Australia: ASIC extends licensing relief for foreign financial services providers to September 2018 pending a full review of policy settings

13 November 2017, Alternative Investments , Hedge Fund Services , Private Equity Funds , Authorised Funds & Products , Regulatory, Newsletter by By Stuart Johnson and Vince Battaglia of MinterEllison

A person who carries on a financial services business in Australia requires an Australian financial services licence (AFSL) to provide the services, unless an exemption applies.

The definition of carrying on a financial services business in Australia is broad and includes engaging in conduct that is intended to induce people to use the financial services provided by the person or which is likely to have such effect. The Australian Securities and Investments Commission (ASIC) has modified this 'extra-territoriality' reach of AFSL laws by exempting a person who provides a financial services business in Australia from requiring an AFSL where the person limits its dealings with people in Australia (i.e. investors/clients) who are wholesale clients (broadly meaning institutional clients) and where the person has only a limited connection with Australia (such as by engaging in a one-off visit from overseas) (Inducing Only Exemption).

As a practical matter, the Inducing Only Exemption is generally considered to be narrow and may only be relied on for one-off ad hoc dealings with Australian wholesale clients and is assessed on a case-by-case basis depending on the facts.  For example, if the foreign person actively solicits clients in Australia and is making regular visits, then the Inducing Only Exemption is unlikely to be available.

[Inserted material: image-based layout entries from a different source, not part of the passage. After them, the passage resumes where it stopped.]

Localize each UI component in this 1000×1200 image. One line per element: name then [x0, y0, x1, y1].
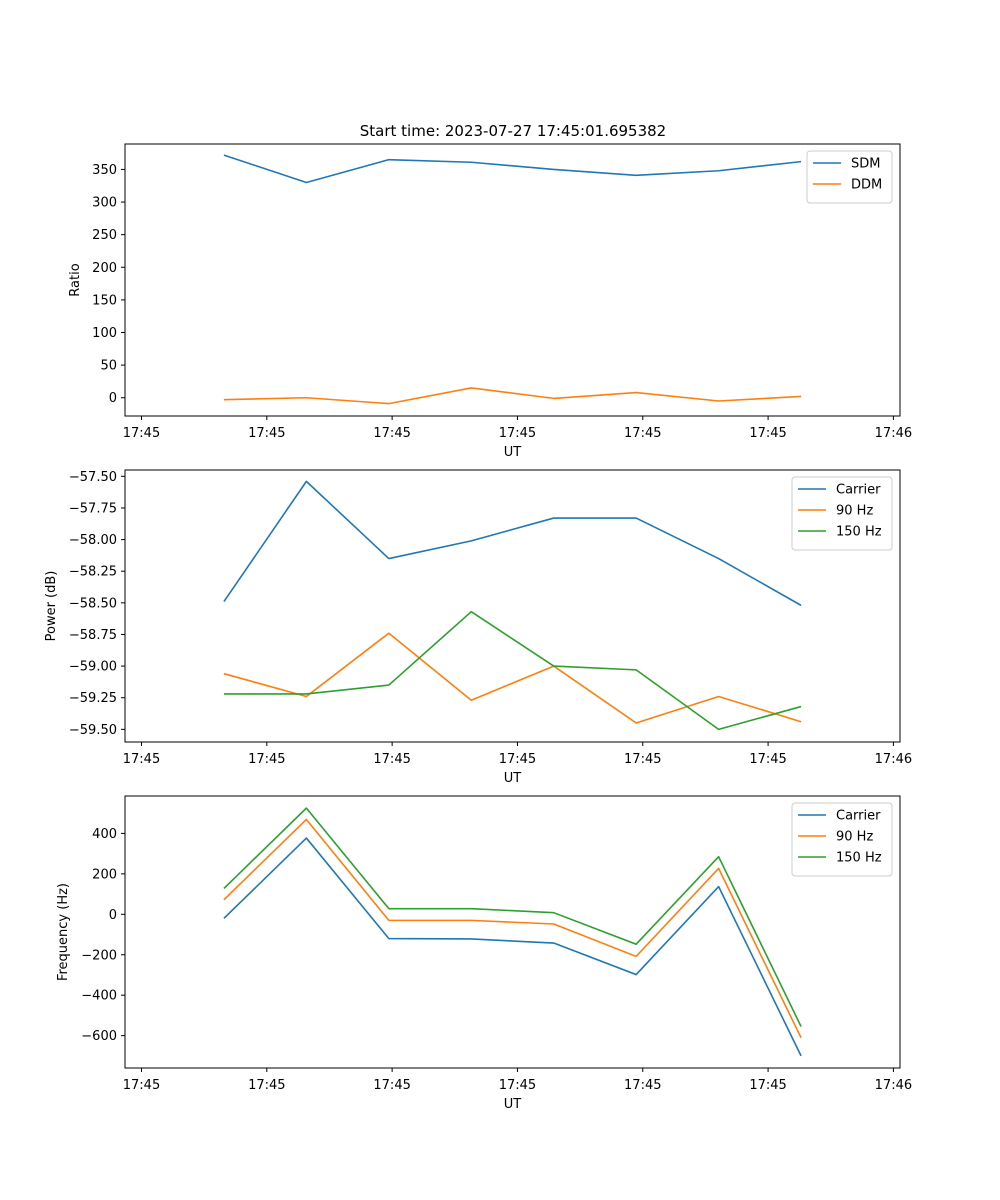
legend-label: Carrier	[836, 483, 881, 498]
y-tick-label: −600	[81, 1029, 117, 1044]
y-tick-label: 0	[109, 908, 117, 923]
x-tick-label: 17:45	[499, 1078, 536, 1093]
y-tick-label: 200	[92, 261, 117, 276]
y-tick-label: −59.50	[69, 723, 117, 738]
y-tick-label: 0	[109, 391, 117, 406]
y-tick-label: −58.75	[69, 628, 117, 643]
x-tick-label: 17:46	[875, 752, 912, 767]
figure-title: Start time: 2023-07-27 17:45:01.695382	[360, 122, 666, 140]
y-tick-label: 150	[92, 293, 117, 308]
x-tick-label: 17:45	[499, 426, 536, 441]
y-axis-label: Ratio	[68, 263, 83, 296]
y-tick-label: 400	[92, 827, 117, 842]
subplot-3: 17:45 17:45 17:45 17:45 17:45 17:45 17:46 UT 400…	[56, 795, 912, 1112]
series-line-sdm	[223, 154, 802, 184]
y-tick-label: 350	[92, 163, 117, 178]
series-line-150-hz	[223, 610, 802, 731]
x-tick-label: 17:45	[499, 752, 536, 767]
legend: Carrier 90 Hz 150 Hz	[791, 802, 893, 877]
y-tick-label: −400	[81, 989, 117, 1004]
x-tick-label: 17:45	[373, 752, 410, 767]
y-tick-label: −58.50	[69, 596, 117, 611]
legend-label: 90 Hz	[836, 830, 873, 845]
legend-label: 90 Hz	[836, 504, 873, 519]
series-line-150-hz	[223, 807, 802, 1027]
legend: Carrier 90 Hz 150 Hz	[791, 476, 893, 551]
x-tick-label: 17:45	[248, 752, 285, 767]
x-tick-label: 17:45	[624, 426, 661, 441]
legend-label: 150 Hz	[836, 851, 882, 866]
y-tick-label: −59.00	[69, 660, 117, 675]
legend-box	[806, 150, 893, 204]
subplot-1: 17:45 17:45 17:45 17:45 17:45 17:45 17:46 UT 0 50…	[68, 143, 912, 460]
x-axis-label: UT	[504, 445, 522, 460]
y-tick-label: 300	[92, 196, 117, 211]
y-tick-label: −57.75	[69, 501, 117, 516]
y-tick-label: 50	[100, 359, 117, 374]
axes-frame	[124, 143, 901, 417]
y-tick-label: 100	[92, 326, 117, 341]
x-tick-label: 17:45	[248, 426, 285, 441]
y-tick-label: −58.00	[69, 533, 117, 548]
x-axis-label: UT	[504, 771, 522, 786]
y-tick-label: −58.25	[69, 565, 117, 580]
series-line-90-hz	[223, 632, 802, 724]
y-tick-label: −200	[81, 948, 117, 963]
x-axis-label: UT	[504, 1097, 522, 1112]
x-tick-label: 17:45	[749, 752, 786, 767]
legend-label: 150 Hz	[836, 525, 882, 540]
x-tick-label: 17:45	[624, 752, 661, 767]
x-tick-label: 17:45	[624, 1078, 661, 1093]
y-tick-label: −59.25	[69, 691, 117, 706]
y-axis-label: Power (dB)	[44, 571, 59, 642]
axes-frame	[124, 795, 901, 1069]
series-line-carrier	[223, 480, 802, 607]
series-line-90-hz	[223, 818, 802, 1039]
axes-frame	[124, 469, 901, 743]
series-line-carrier	[223, 837, 802, 1057]
x-tick-label: 17:46	[875, 426, 912, 441]
legend: SDM DDM	[806, 150, 893, 204]
x-tick-label: 17:45	[123, 426, 160, 441]
x-tick-label: 17:45	[749, 426, 786, 441]
y-axis-label: Frequency (Hz)	[56, 883, 71, 981]
x-tick-label: 17:45	[248, 1078, 285, 1093]
y-tick-label: −57.50	[69, 470, 117, 485]
x-tick-label: 17:46	[875, 1078, 912, 1093]
y-tick-label: 250	[92, 228, 117, 243]
x-tick-label: 17:45	[123, 1078, 160, 1093]
x-tick-label: 17:45	[373, 1078, 410, 1093]
x-tick-label: 17:45	[373, 426, 410, 441]
y-tick-label: 200	[92, 867, 117, 882]
series-line-ddm	[223, 387, 802, 405]
subplot-2: 17:45 17:45 17:45 17:45 17:45 17:45 17:46 UT −57…	[44, 469, 912, 786]
x-tick-label: 17:45	[749, 1078, 786, 1093]
legend-label: DDM	[851, 178, 882, 193]
legend-label: SDM	[851, 157, 880, 172]
legend-label: Carrier	[836, 809, 881, 824]
x-tick-label: 17:45	[123, 752, 160, 767]
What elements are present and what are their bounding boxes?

If the Inducing Only Exemption is not available then the foreign person may be able to take advantage of a conditional AFSL exemption granted by ASIC for financial service providers regulated in foreign jurisdictions under a regulatory regime that ASIC considers to be sufficiently equivalent to the Australian regulatory regime (e.g. those fund managers regulated by the US Securities and Exchange Commission, the UK Financial Conduct Authority, the Monetary Authority of Singapore or the Securities and Futures Commission in Hong Kong) and where the financial services are provided only to wholesale clients in Australia (FFSP Exemption). ASIC has published helpful guidance on its website about how to apply for the FFSP Exemption.

ASIC has taken action to extend temporarily the Inducing Only Exemption and the FSSP Exemption to 27 September 2018, pending a comprehensive review of the underlying policy settings applicable to relief available to foreign financial services providers and in consultation with stakeholders.

Specifically, the Inducing Only Exemption, which was due to expire on 1 April 2017, was re-made by ASIC under a legislative instrument for a period of 18 months, expiring on 27 September 2018. The FFSP Exemption was repealed by ASIC, subject to a transitional period of two years from 27 September 2016 (thus expiring on 27 September 2018) and on the basis that foreign managers relying on the FFSP Exemption must provide written information to ASIC in response to any ASIC request for information about the operation of their financial services business in Australia.

More generally, ASIC has released a suite of new and updated draft regulatory guides for the funds management industry for consultation. The six new and updated draft regulatory guides contain ASIC’s proposed policy framework for the regulation of the upcoming Asia Region Funds Passport and corporate collective investment vehicle legislation and also contain updated funds management guidance generally. We consider that AFSL relief for foreign financial services providers will form part of this more general review of regulatory guidance.